Matt Lindeboom said...

NPR is a wealth of information for these latest dramas in our continued search to name what it is exactly that we're doing, or should be doing. David Brooks of the NYTimes wrote an interesting piece last week (here: He said Cheney and Obama both conspired to "propagate a myth" that the Bush/Cheney terror policy lasted throughout the former administrations 8 years at the helm, but really it only lasted until 2005, when the torture and other interrogation methods were shut down. Brooks argues:

The Bush-Cheney period lasted maybe three years. For Dick Cheney those might be the golden years. For Democrats, it is surely the period they want to forever hang around the necks of the Republican Party. But that period ended long ago.For Cheney it's a battle for how history will tell his legacy. For Obama it's important Cheney's version of history doesn't take hold, since the platform from which he wants to launch his future policies is built upon the "Mess that Bush Made."

I haven't exactly made up my mind because I don't think there is a good choice. It's a hell of a mess no matter how you look at it. But I am disinclined to get behind Cheney on anything regarding this.

The former president said it best: "Fool me once.." etc., etc.

Stephen said...

NPR is crazy liberal. I listen to it every day, a fate I wouldn't wish on my worst enemy.

Jason Heat said...

...then why do you?

Dennis said...

Two fear mongering politicians attempting to outdo the other in order to push their policies. That being said, I support Cheney's position. (Big suprise eh?)

Max Nova said...

@Dennis - Uh yeah. All that hate the Obama has been spewing . . . in opposite-world. Point me to his "fear-mongering."

@Steve - Although I admit that Wait Wait Don't Tell Me, Diane Rhems and Kojo are certainly liberal-centric programming (also note that DC in 90+% Democratic) the NPR news is done by journalists. Real, true, actual journalists. These people strive for impartiality. There ain't a quota system in journalism, more journalists tend to be liberal.

Dennis said...

Pushing the largest government spending "stimulus" bill in world history through our government in 10 days after saying that we must act quickly or the economy will collapse isn't playing on peoples fears to push an agenda?

(Government spending has never successfully stimulated an economy so much that it paid for itself. He literally stated that "every" economist in the country was in agreement with it. lolz)

Preaching impending doom for our next generation if we don't immediately enact radical (expensive and life altering) changes to our personal and professional carbon emissions/energy use based on a scientific theory that isn't even proven or even agreed upon by the scientific community isn't fear mongering?

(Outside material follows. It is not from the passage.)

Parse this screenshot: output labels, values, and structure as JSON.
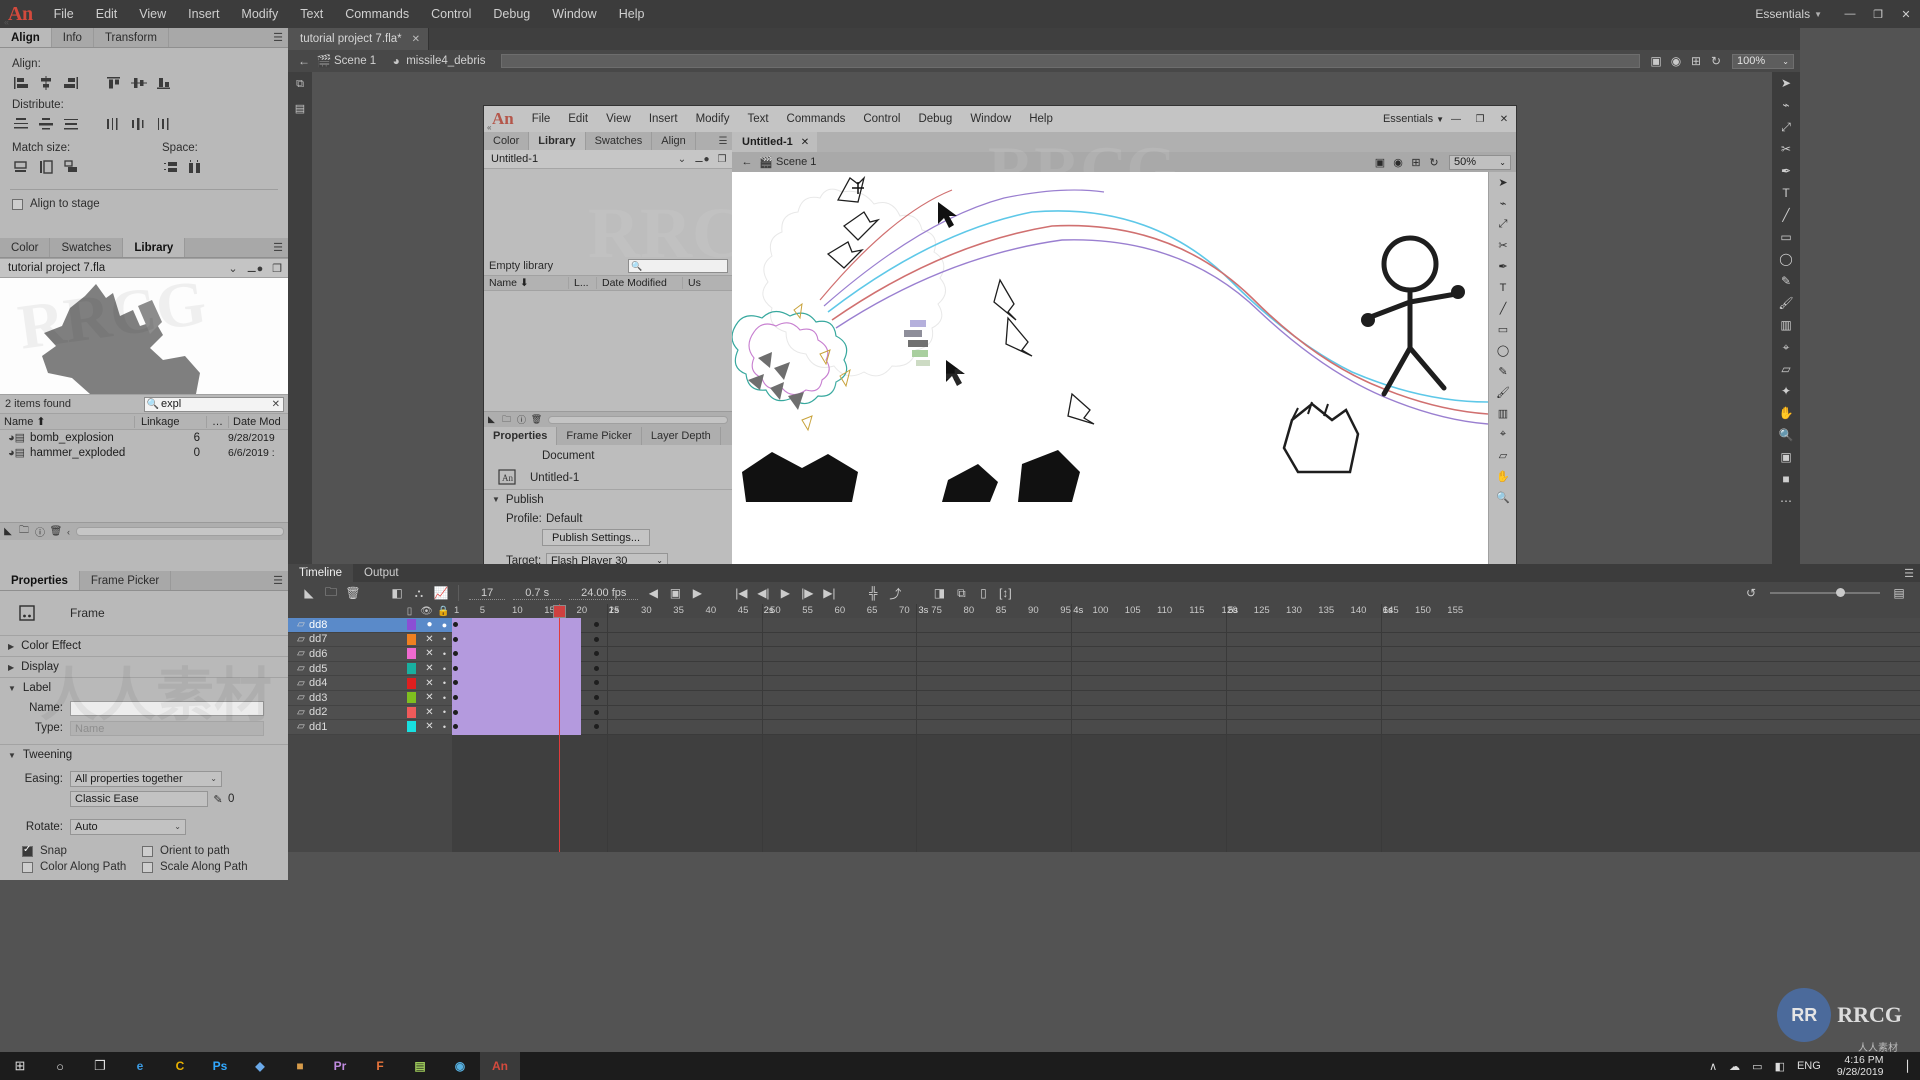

(I'm speaking about the man-caused global warming theory, not global warming in general. I'm also not saying that we are not a factor in global warming, I'm simply saying we don't know if/how much of a factor human carbon emission is. Also, I obviously agree that cutting carbon emissions/saving energy can't be bad, however I don't think it should be forced by the government, at consumers expense, in the middle of a recession.)

Obama is a politician. He uses people's emotions/money/influence/billy clubs to push his agenda, just like any other politician.

Max Nova said...

Dennis, I've been a bit delayed in responding but lets see:

a) One can quibble about the nature of Obama's plan, but we were and are in the midst of a rather huge depression. He wasn't fear-mongering, he was working to avoid a prolonged situation. Not to mention, our infrastructure is totally fucked and recession or not we need to repair it like nobody's business. Look at Japan, they've been in a slump for most of our lifetime, and we all want to avoid that situation.

b) A lot of folks don't trust the government to regulate things, but we've been in a voluntary business era, and look where it has gotten us. I will trust the scientists before the businessmen, and since American businesses have some rather large issues with thinking longer term, the government will be doing that for them for a while.

Also, to get back to the original post, holy cow, there are already terrorists in our prisons!!1111!!!
(Okay, Dennis, I admit that some politicians can be dumbasses.)